My
colleague Marlene gets it. For years she was principal of a large urban school,
Queens Lutheran in New York. She served so well that she was named a National
Distinguished Elementary School Principal and honored for that at the White House.
She knew how to be tough.
One
day as the kids were being released at the end of the school day she heard that
the older kids were being confronted outside the school by a drug dealer. It
took her about one New York minute to get to him. “You get out of here – now!

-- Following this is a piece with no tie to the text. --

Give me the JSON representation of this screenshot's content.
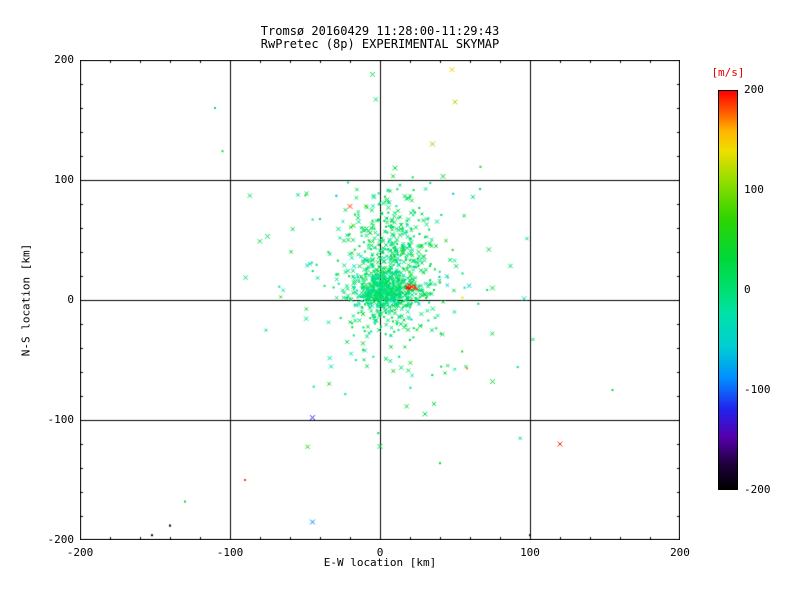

And don’t ever return!” But the dealer was not so easily rebuffed! “Lady, this
is a public street. Now you let me alone or I will break your leg!” Marlene got
into his face and replied “ You can break not only my legs, but every bone in my
body and you will not get to my kids!
Now
get your ass out of here before I call my friend Bob at the Precinct Police
Office just down the street.” The dope pusher left and was not seen again
around Queen’s
Lutheran
School. Marlene’s toughness paid off.
Some
years Later when Marlene was at her desk in Manhattan as Executive Director of
The Lutheran Schools Association of New York tears were streaming down her face
and she had to avert her eyes. She was looking right down Columbus Avenue all
the way to where she looked in unbelief and horror as the Twin Towers crumbled
on 9-11. It was then that her tenderness took over.
Marlene
with great assistance from John Scibilia and others at Lutheran Disaster
Response moved in to help the victims and their families. Marlene’s special
concern was for kids in Lutheran schools of New York. At least 60 of them,
preschoolers through high school had lost a parent or grandparent in that
disaster. Marlene was at the funerals; she was there to comfort children. She was
there to hug teachers. She was there to cradle in her arms those who had lost
love ones. She was there to embrace the little ones who came running to put
their arms around her legs whenever they heard an airplane come in for a
landing. She was tender. Her tenderness moved her to action. Funds were raised
so that the tuition of those kids who had lost parents or grandparents were
guaranteed Lutheran school tuition up to the time of their graduation. To this
day her tears flow when she goes to the Twin Towers Memorial Fountain and lets
her fingers scroll over the names of those who had kids in Lutheran schools.
Tough
and Tender. That’s the paradigm for what it takes to be a successful urban
school principal or teacher. I see it especially in the Lutheran schools of New
York and Milwaukee. Those teachers and principals are tough. They hold their
kids and their parents accountable. No excuses for homework not finished. No
excuses for not showing up at assigned parent-teacher conferences. No excuses
for using street language on the school campus. Those teachers and principals
are tough.
And
they are tender. They love those kids, hug them when they are afraid, pray with
them when they feel hopeless, tutor them when they have academic problems and pat
them on the back when they succeed.
That’s
the way Marlene does it and that is the way kids who attend Lutheran urban
schools still experience it. That is how I hope to live: Tough and Tender!